Edge computing’s paradigm shift
It’s worth taking a quick step back for a further discussion of both edge computing and its real-world scenarios. Edge computing represents a paradigm shift from the centralized model of the cloud to a more distributed one. This model is designed to reduce the latency resulting from transmitting data to the cloud, to increase bandwidth by only transmitting preprocessed data, and to prioritize agility.
In edge computing, data processing and decision-making shifts from the cloud to an endpoint device (“edge” device). The edge device performs data processing in place (“at the edge”), and the processed data is transmitted back to the cloud for storage and analysis. It’s important to note that the cloud remains important in this paradigm for storage and as a place where machine learning occurs on the pre-processed data.
As Rick Spencer, vice president of product at InfluxData, explains, “The edge environment keeps very granular data for local detailed analysis… but also sends data to the cloud, so analysts have a more accurate picture of what happened at the distributed locations.”
Out and about
What does edge computing look like in the real world?
“Every industry has its edge – the retail store has its point of sales systems, the bank has its ATMs, and even traditional offices have their desktops and remote workers’ laptops,” Spencer said.
He highlighted three specific examples in more detail: industrial machinery used in manufacturing, wind turbines in the energy industry, and high-frequency trading in the financial services industry.
In manufacturing, data is generated on the factory floor by industrial machines. Edge computing would allow the machines to process that data in place and only transmit the aggregated, transformed and/or labeled sets to the central data repository – whether cloud or private datacenter, for storage and further analysis. This allows for precision and agility at the edge and a unified view from the cloud.
In energy, wind turbines are another instance of a real-world edge scenario. Each turbine generates its own data, and there may be many turbines within a local network. As each turbine may generate thousands or millions of data samples per second, aggregating and summarizing the operational data from the group of turbines and replicating only the aggregate to the cloud optimizes operation and performance.
In financial services, high-frequency trading algorithms are deployed on devices installed physically close to the market’s servers.
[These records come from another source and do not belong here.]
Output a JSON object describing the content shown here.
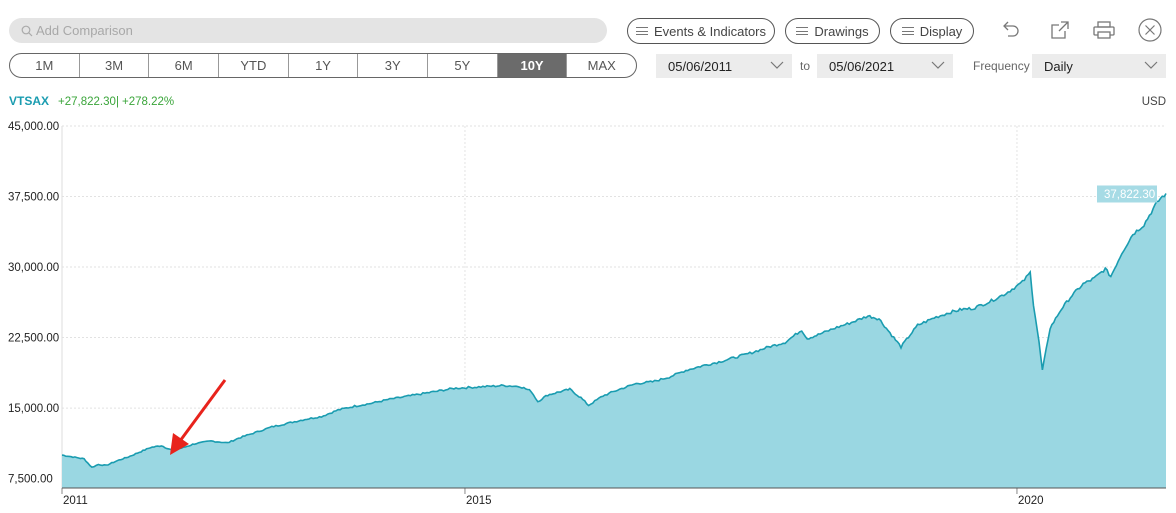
{
  "search": {
    "placeholder": "Add Comparison"
  },
  "toolbar": {
    "events_label": "Events & Indicators",
    "drawings_label": "Drawings",
    "display_label": "Display"
  },
  "icons": [
    "search-icon",
    "undo-icon",
    "popout-icon",
    "print-icon",
    "close-icon"
  ],
  "periods": [
    "1M",
    "3M",
    "6M",
    "YTD",
    "1Y",
    "3Y",
    "5Y",
    "10Y",
    "MAX"
  ],
  "active_period": "10Y",
  "date_range": {
    "start": "05/06/2011",
    "to_label": "to",
    "end": "05/06/2021"
  },
  "frequency": {
    "label": "Frequency",
    "value": "Daily"
  },
  "colors": {
    "line": "#1a9cb0",
    "fill": "#9ad7e2",
    "change": "#3aa53a",
    "active_period": "#6b6b6b"
  },
  "chart_data": {
    "type": "area",
    "ticker": "VTSAX",
    "change_abs": "+27,822.30",
    "change_pct": "+278.22%",
    "currency": "USD",
    "last_value_label": "37,822.30",
    "last_value": 37822.3,
    "ylim": [
      6500,
      45000
    ],
    "yticks": [
      7500,
      15000,
      22500,
      30000,
      37500,
      45000
    ],
    "ytick_labels": [
      "7,500.00",
      "15,000.00",
      "22,500.00",
      "30,000.00",
      "37,500.00",
      "45,000.00"
    ],
    "xticks": [
      2011.35,
      2015.0,
      2020.0
    ],
    "xtick_labels": [
      "2011",
      "2015",
      "2020"
    ],
    "xlim": [
      2011.35,
      2021.35
    ],
    "grid": true,
    "annotation": "red arrow pointing to the line in late 2011",
    "series": [
      {
        "x": [
          2011.35,
          2011.45,
          2011.55,
          2011.62,
          2011.68,
          2011.75,
          2011.85,
          2011.95,
          2012.05,
          2012.15,
          2012.25,
          2012.35,
          2012.45,
          2012.55,
          2012.7,
          2012.85,
          2012.95,
          2013.1,
          2013.25,
          2013.4,
          2013.55,
          2013.7,
          2013.85,
          2014.0,
          2014.15,
          2014.3,
          2014.45,
          2014.6,
          2014.75,
          2014.9,
          2015.05,
          2015.2,
          2015.35,
          2015.5,
          2015.6,
          2015.66,
          2015.75,
          2015.85,
          2015.95,
          2016.05,
          2016.12,
          2016.25,
          2016.4,
          2016.55,
          2016.7,
          2016.85,
          2017.0,
          2017.15,
          2017.3,
          2017.45,
          2017.6,
          2017.75,
          2017.9,
          2018.05,
          2018.1,
          2018.2,
          2018.35,
          2018.5,
          2018.65,
          2018.75,
          2018.85,
          2018.95,
          2019.0,
          2019.1,
          2019.25,
          2019.4,
          2019.5,
          2019.6,
          2019.75,
          2019.9,
          2020.05,
          2020.12,
          2020.15,
          2020.2,
          2020.23,
          2020.3,
          2020.4,
          2020.5,
          2020.6,
          2020.7,
          2020.8,
          2020.85,
          2020.95,
          2021.05,
          2021.15,
          2021.25,
          2021.3,
          2021.35
        ],
        "values": [
          10000,
          9800,
          9600,
          8700,
          9000,
          8900,
          9400,
          9800,
          10300,
          10800,
          11000,
          10500,
          10800,
          11200,
          11500,
          11300,
          11800,
          12400,
          13000,
          13400,
          13800,
          14100,
          14800,
          15200,
          15500,
          15900,
          16200,
          16500,
          16800,
          17100,
          17200,
          17300,
          17400,
          17300,
          16800,
          15700,
          16400,
          16700,
          17000,
          16100,
          15300,
          16300,
          17000,
          17600,
          17800,
          18300,
          19000,
          19500,
          19900,
          20400,
          20900,
          21500,
          22000,
          23300,
          22400,
          22800,
          23500,
          24100,
          24800,
          24500,
          23000,
          21500,
          22300,
          23800,
          24600,
          25200,
          25500,
          25600,
          26300,
          27200,
          28400,
          29400,
          26000,
          22000,
          19000,
          23500,
          25500,
          27000,
          28200,
          28800,
          29800,
          29000,
          31500,
          33500,
          34500,
          36500,
          37300,
          37822
        ]
      }
    ]
  }
}
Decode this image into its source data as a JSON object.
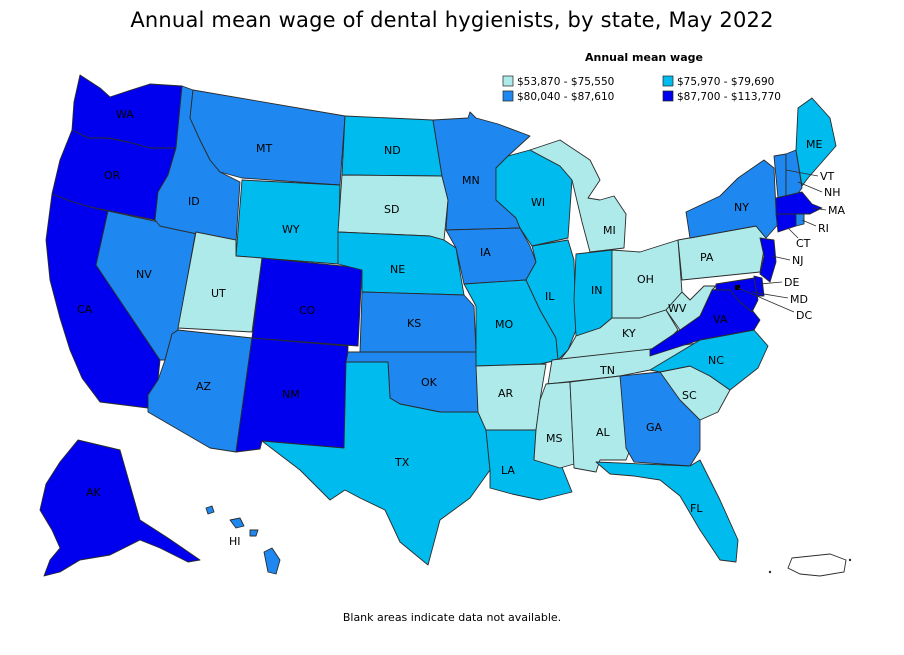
{
  "title": "Annual mean wage of dental hygienists, by state, May 2022",
  "footnote": "Blank areas indicate data not available.",
  "legend": {
    "title": "Annual mean wage",
    "bins": [
      {
        "range": "$53,870 - $75,550",
        "color": "#aeeaea"
      },
      {
        "range": "$75,970 - $79,690",
        "color": "#00bbee"
      },
      {
        "range": "$80,040 - $87,610",
        "color": "#1e88f0"
      },
      {
        "range": "$87,700 - $113,770",
        "color": "#0000ee"
      }
    ]
  },
  "states": {
    "WA": "WA",
    "OR": "OR",
    "CA": "CA",
    "NV": "NV",
    "ID": "ID",
    "MT": "MT",
    "WY": "WY",
    "UT": "UT",
    "CO": "CO",
    "AZ": "AZ",
    "NM": "NM",
    "ND": "ND",
    "SD": "SD",
    "NE": "NE",
    "KS": "KS",
    "OK": "OK",
    "TX": "TX",
    "MN": "MN",
    "IA": "IA",
    "MO": "MO",
    "AR": "AR",
    "LA": "LA",
    "WI": "WI",
    "IL": "IL",
    "MI": "MI",
    "IN": "IN",
    "OH": "OH",
    "KY": "KY",
    "TN": "TN",
    "MS": "MS",
    "AL": "AL",
    "GA": "GA",
    "FL": "FL",
    "SC": "SC",
    "NC": "NC",
    "VA": "VA",
    "WV": "WV",
    "PA": "PA",
    "NY": "NY",
    "ME": "ME",
    "VT": "VT",
    "NH": "NH",
    "MA": "MA",
    "RI": "RI",
    "CT": "CT",
    "NJ": "NJ",
    "DE": "DE",
    "MD": "MD",
    "DC": "DC",
    "AK": "AK",
    "HI": "HI"
  }
}
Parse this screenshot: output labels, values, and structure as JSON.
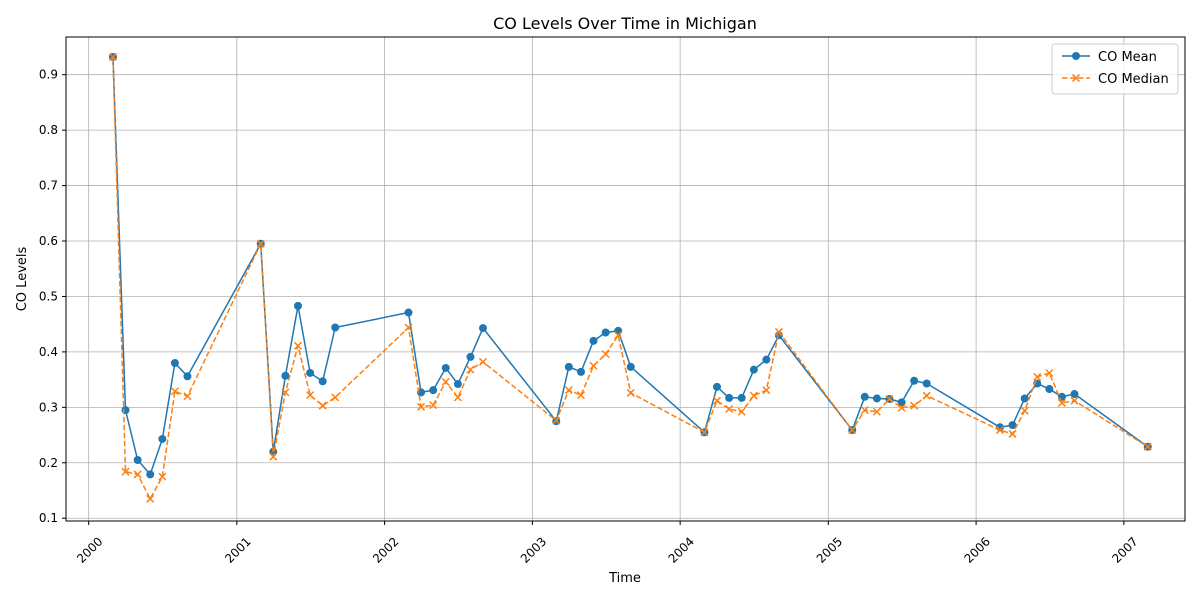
{
  "chart_data": {
    "type": "line",
    "title": "CO Levels Over Time in Michigan",
    "xlabel": "Time",
    "ylabel": "CO Levels",
    "x_tick_labels": [
      "2000",
      "2001",
      "2002",
      "2003",
      "2004",
      "2005",
      "2006",
      "2007"
    ],
    "y_tick_labels": [
      "0.1",
      "0.2",
      "0.3",
      "0.4",
      "0.5",
      "0.6",
      "0.7",
      "0.8",
      "0.9"
    ],
    "xlim": [
      "1999-11-06",
      "2007-06-01"
    ],
    "ylim": [
      0.095,
      0.968
    ],
    "grid": true,
    "legend_position": "top-right",
    "x": [
      "2000-03-01",
      "2000-04-01",
      "2000-05-01",
      "2000-06-01",
      "2000-07-01",
      "2000-08-01",
      "2000-09-01",
      "2001-03-01",
      "2001-04-01",
      "2001-05-01",
      "2001-06-01",
      "2001-07-01",
      "2001-08-01",
      "2001-09-01",
      "2002-03-01",
      "2002-04-01",
      "2002-05-01",
      "2002-06-01",
      "2002-07-01",
      "2002-08-01",
      "2002-09-01",
      "2003-03-01",
      "2003-04-01",
      "2003-05-01",
      "2003-06-01",
      "2003-07-01",
      "2003-08-01",
      "2003-09-01",
      "2004-03-01",
      "2004-04-01",
      "2004-05-01",
      "2004-06-01",
      "2004-07-01",
      "2004-08-01",
      "2004-09-01",
      "2005-03-01",
      "2005-04-01",
      "2005-05-01",
      "2005-06-01",
      "2005-07-01",
      "2005-08-01",
      "2005-09-01",
      "2006-03-01",
      "2006-04-01",
      "2006-05-01",
      "2006-06-01",
      "2006-07-01",
      "2006-08-01",
      "2006-09-01",
      "2007-03-01"
    ],
    "series": [
      {
        "name": "CO Mean",
        "color": "#1f77b4",
        "style": "solid",
        "marker": "circle",
        "values": [
          0.932,
          0.295,
          0.205,
          0.179,
          0.243,
          0.38,
          0.356,
          0.595,
          0.22,
          0.357,
          0.483,
          0.362,
          0.347,
          0.444,
          0.471,
          0.327,
          0.331,
          0.371,
          0.342,
          0.391,
          0.443,
          0.275,
          0.373,
          0.364,
          0.42,
          0.435,
          0.438,
          0.373,
          0.255,
          0.337,
          0.317,
          0.317,
          0.368,
          0.386,
          0.43,
          0.259,
          0.319,
          0.316,
          0.315,
          0.309,
          0.348,
          0.343,
          0.264,
          0.268,
          0.316,
          0.343,
          0.333,
          0.319,
          0.324,
          0.229
        ]
      },
      {
        "name": "CO Median",
        "color": "#ff7f0e",
        "style": "dashed",
        "marker": "x",
        "values": [
          0.932,
          0.184,
          0.179,
          0.135,
          0.175,
          0.329,
          0.32,
          0.595,
          0.211,
          0.327,
          0.411,
          0.322,
          0.303,
          0.318,
          0.444,
          0.301,
          0.304,
          0.346,
          0.318,
          0.368,
          0.382,
          0.276,
          0.331,
          0.322,
          0.375,
          0.396,
          0.43,
          0.326,
          0.255,
          0.312,
          0.297,
          0.292,
          0.321,
          0.331,
          0.436,
          0.259,
          0.295,
          0.292,
          0.315,
          0.299,
          0.303,
          0.321,
          0.259,
          0.252,
          0.294,
          0.355,
          0.362,
          0.308,
          0.312,
          0.229
        ]
      }
    ]
  }
}
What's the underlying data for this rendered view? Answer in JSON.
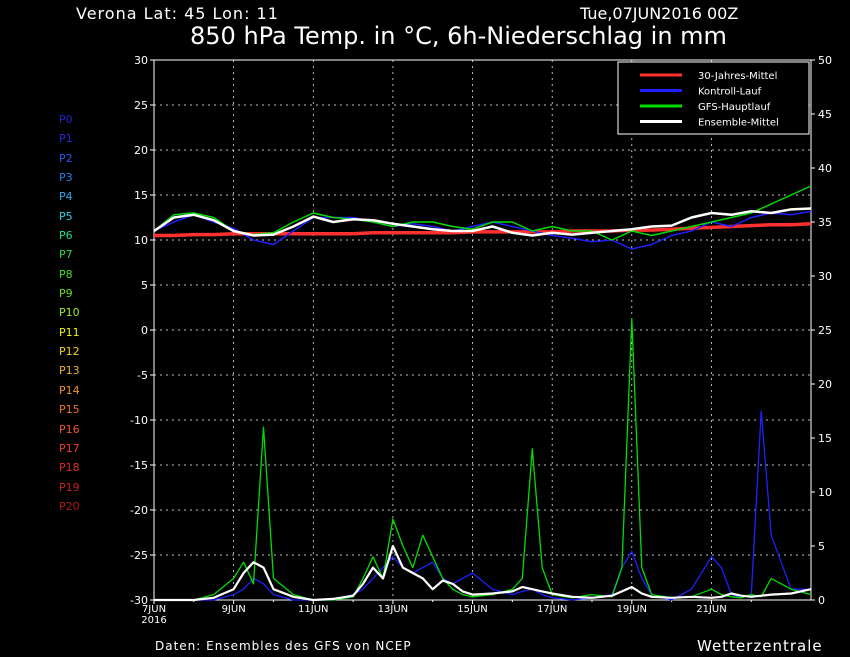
{
  "header": {
    "location": "Verona   Lat: 45  Lon: 11",
    "run_date": "Tue,07JUN2016 00Z",
    "title": "850 hPa Temp. in °C, 6h-Niederschlag in mm"
  },
  "footer": {
    "source": "Daten: Ensembles des GFS von NCEP",
    "brand": "Wetterzentrale"
  },
  "members": [
    {
      "label": "P0",
      "color": "#2323cc"
    },
    {
      "label": "P1",
      "color": "#2828e0"
    },
    {
      "label": "P2",
      "color": "#2a55f0"
    },
    {
      "label": "P3",
      "color": "#2a7ef0"
    },
    {
      "label": "P4",
      "color": "#2aa8f0"
    },
    {
      "label": "P5",
      "color": "#2ad0e0"
    },
    {
      "label": "P6",
      "color": "#22dd88"
    },
    {
      "label": "P7",
      "color": "#22dd44"
    },
    {
      "label": "P8",
      "color": "#44dd22"
    },
    {
      "label": "P9",
      "color": "#66dd22"
    },
    {
      "label": "P10",
      "color": "#99ee22"
    },
    {
      "label": "P11",
      "color": "#eeee22"
    },
    {
      "label": "P12",
      "color": "#f0d030"
    },
    {
      "label": "P13",
      "color": "#f0b030"
    },
    {
      "label": "P14",
      "color": "#f09030"
    },
    {
      "label": "P15",
      "color": "#f07030"
    },
    {
      "label": "P16",
      "color": "#f05530"
    },
    {
      "label": "P17",
      "color": "#e84030"
    },
    {
      "label": "P18",
      "color": "#e02828"
    },
    {
      "label": "P19",
      "color": "#c82020"
    },
    {
      "label": "P20",
      "color": "#b01818"
    }
  ],
  "chart_data": {
    "type": "line",
    "x_labels": [
      "7JUN",
      "9JUN",
      "11JUN",
      "13JUN",
      "15JUN",
      "17JUN",
      "19JUN",
      "21JUN"
    ],
    "x_sublabel": "2016",
    "x_range_days": [
      7,
      23.5
    ],
    "y_left_ticks": [
      30,
      25,
      20,
      15,
      10,
      5,
      0,
      -5,
      -10,
      -15,
      -20,
      -25,
      -30
    ],
    "y_left_range": [
      -30,
      30
    ],
    "y_right_ticks": [
      50,
      45,
      40,
      35,
      30,
      25,
      20,
      15,
      10,
      5,
      0
    ],
    "y_right_range": [
      0,
      50
    ],
    "grid": true,
    "legend": {
      "placement": "top-right",
      "entries": [
        {
          "name": "30-Jahres-Mittel",
          "color": "#ff3030"
        },
        {
          "name": "Kontroll-Lauf",
          "color": "#2020ff"
        },
        {
          "name": "GFS-Hauptlauf",
          "color": "#00dd00"
        },
        {
          "name": "Ensemble-Mittel",
          "color": "#ffffff"
        }
      ]
    },
    "temperature": {
      "days": [
        7,
        7.5,
        8,
        8.5,
        9,
        9.5,
        10,
        10.5,
        11,
        11.5,
        12,
        12.5,
        13,
        13.5,
        14,
        14.5,
        15,
        15.5,
        16,
        16.5,
        17,
        17.5,
        18,
        18.5,
        19,
        19.5,
        20,
        20.5,
        21,
        21.5,
        22,
        22.5,
        23,
        23.5
      ],
      "climatology": [
        10.5,
        10.5,
        10.6,
        10.6,
        10.7,
        10.7,
        10.7,
        10.7,
        10.7,
        10.7,
        10.7,
        10.8,
        10.8,
        10.8,
        10.8,
        10.8,
        10.9,
        10.9,
        10.9,
        10.9,
        10.9,
        11.0,
        11.0,
        11.0,
        11.1,
        11.1,
        11.2,
        11.3,
        11.4,
        11.5,
        11.6,
        11.7,
        11.7,
        11.8
      ],
      "ensemble_mean": [
        11.0,
        12.5,
        12.8,
        12.2,
        11.0,
        10.5,
        10.6,
        11.5,
        12.6,
        12.0,
        12.3,
        12.2,
        11.8,
        11.5,
        11.2,
        11.0,
        11.0,
        11.5,
        10.8,
        10.5,
        10.8,
        10.6,
        10.8,
        11.0,
        11.2,
        11.5,
        11.6,
        12.5,
        13.0,
        12.8,
        13.2,
        13.0,
        13.4,
        13.5
      ],
      "control_run": [
        11.0,
        12.0,
        12.8,
        12.0,
        11.3,
        10.0,
        9.5,
        11.0,
        12.5,
        12.5,
        12.5,
        12.0,
        11.5,
        11.8,
        11.5,
        11.0,
        11.5,
        12.0,
        11.5,
        11.0,
        10.5,
        10.2,
        9.8,
        10.0,
        9.0,
        9.5,
        10.5,
        11.0,
        12.0,
        11.5,
        12.5,
        13.0,
        12.8,
        13.2
      ],
      "gfs_main": [
        11.0,
        12.8,
        13.0,
        12.5,
        11.0,
        10.6,
        10.8,
        12.0,
        13.0,
        12.5,
        12.3,
        12.0,
        11.5,
        12.0,
        12.0,
        11.5,
        11.2,
        12.0,
        12.0,
        11.0,
        11.5,
        11.0,
        11.0,
        10.0,
        11.0,
        10.5,
        11.0,
        11.5,
        12.0,
        12.5,
        13.0,
        14.0,
        15.0,
        16.0
      ]
    },
    "precipitation_mm": {
      "days": [
        7,
        7.5,
        8,
        8.5,
        9,
        9.25,
        9.5,
        9.75,
        10,
        10.5,
        11,
        11.5,
        12,
        12.25,
        12.5,
        12.75,
        13,
        13.25,
        13.5,
        13.75,
        14,
        14.25,
        14.5,
        14.75,
        15,
        15.5,
        16,
        16.25,
        16.5,
        16.75,
        17,
        17.5,
        18,
        18.5,
        18.75,
        19,
        19.25,
        19.5,
        20,
        20.5,
        21,
        21.25,
        21.5,
        21.75,
        22,
        22.25,
        22.5,
        23,
        23.5
      ],
      "ensemble_mean": [
        0,
        0,
        0,
        0.2,
        1.0,
        2.5,
        3.5,
        3.0,
        1.0,
        0.3,
        0,
        0.1,
        0.4,
        1.5,
        3.0,
        2.0,
        5.0,
        3.0,
        2.5,
        2.0,
        1.0,
        1.8,
        1.5,
        0.8,
        0.5,
        0.6,
        0.8,
        1.2,
        1.0,
        0.8,
        0.6,
        0.3,
        0.2,
        0.4,
        0.8,
        1.2,
        0.6,
        0.3,
        0.2,
        0.3,
        0.2,
        0.3,
        0.6,
        0.4,
        0.3,
        0.4,
        0.5,
        0.6,
        1.0
      ],
      "control_run": [
        0,
        0,
        0,
        0,
        0.5,
        1.0,
        2.0,
        1.5,
        0.5,
        0,
        0,
        0,
        0.5,
        1.0,
        2.0,
        3.0,
        4.0,
        3.0,
        2.5,
        3.0,
        3.5,
        2.0,
        1.5,
        2.0,
        2.5,
        1.0,
        0.5,
        0.8,
        1.0,
        0.5,
        0.2,
        0,
        0.2,
        0.5,
        3.0,
        4.5,
        2.0,
        0.5,
        0,
        1.0,
        4.0,
        3.0,
        0.5,
        0.2,
        0.5,
        17.5,
        6.0,
        1.0,
        1.0
      ],
      "gfs_main": [
        0,
        0,
        0,
        0.5,
        2.0,
        3.5,
        1.5,
        16.0,
        2.0,
        0.5,
        0,
        0,
        0.3,
        2.0,
        4.0,
        2.0,
        7.5,
        5.0,
        3.0,
        6.0,
        4.0,
        2.0,
        1.0,
        0.5,
        0.3,
        0.5,
        1.0,
        2.0,
        14.0,
        3.0,
        0.5,
        0.2,
        0.5,
        0.3,
        3.0,
        26.0,
        3.0,
        0.5,
        0.2,
        0.3,
        1.0,
        0.5,
        0.3,
        0.2,
        0.5,
        0.3,
        2.0,
        1.0,
        0.5
      ]
    }
  }
}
The data generated is then aggregated and replicated to a central repository, where AI models are trained on the aggregated data for faster time to insight.
In the cloud and at the edge
Since the cloud is still present and important for storage and analysis, one of the challenges introduced when processing significant amounts of data at the edge is the need to make sure the data across all resources – in the cloud and at the edge – remains the same.
Spencer describes the development of Edge Data Replication as stemming directly from the observation that customers already using InfluxDB at the edge were building their own makeshift solutions to this challenge, and the engineering team, therefore, “developed this functionality very much based on the needs they were seeing in their user community.”
Data replication at the edge
InfluxData’s Edge Data Replication performs synchronous replication, where data is replicated between the source and target simultaneously, and is backed with a disk-based durable queue.
As an illustration, Spencer gave the example of customers who “Run InfluxDB on ferries that are disconnected from the Internet during passages. When those ferries reach docks, they reconnect to the Internet, and the replicated data in the durable queue can then be sent along to the central cloud account.”
In-line data aggregations, transformation, and enrichment are enabled with Flux, InfluxData’s open-source data scripting and query language.
Edge Data Replication is a native capability within InfluxDB OSS version 2.2 and above. The feature does not have an added cost for users and is available out of the box.
As the edge computing paradigm shift continues, real-world edge scenarios are sure to become more prevalent, and vendors paying attention to the pain points of their customers will continue to develop new and creative solutions for them. With Edge Data Replication, InfluxData has made a significant first move in addressing the importance of the Edge to its customers, identifying a hurdle and presenting its own solution.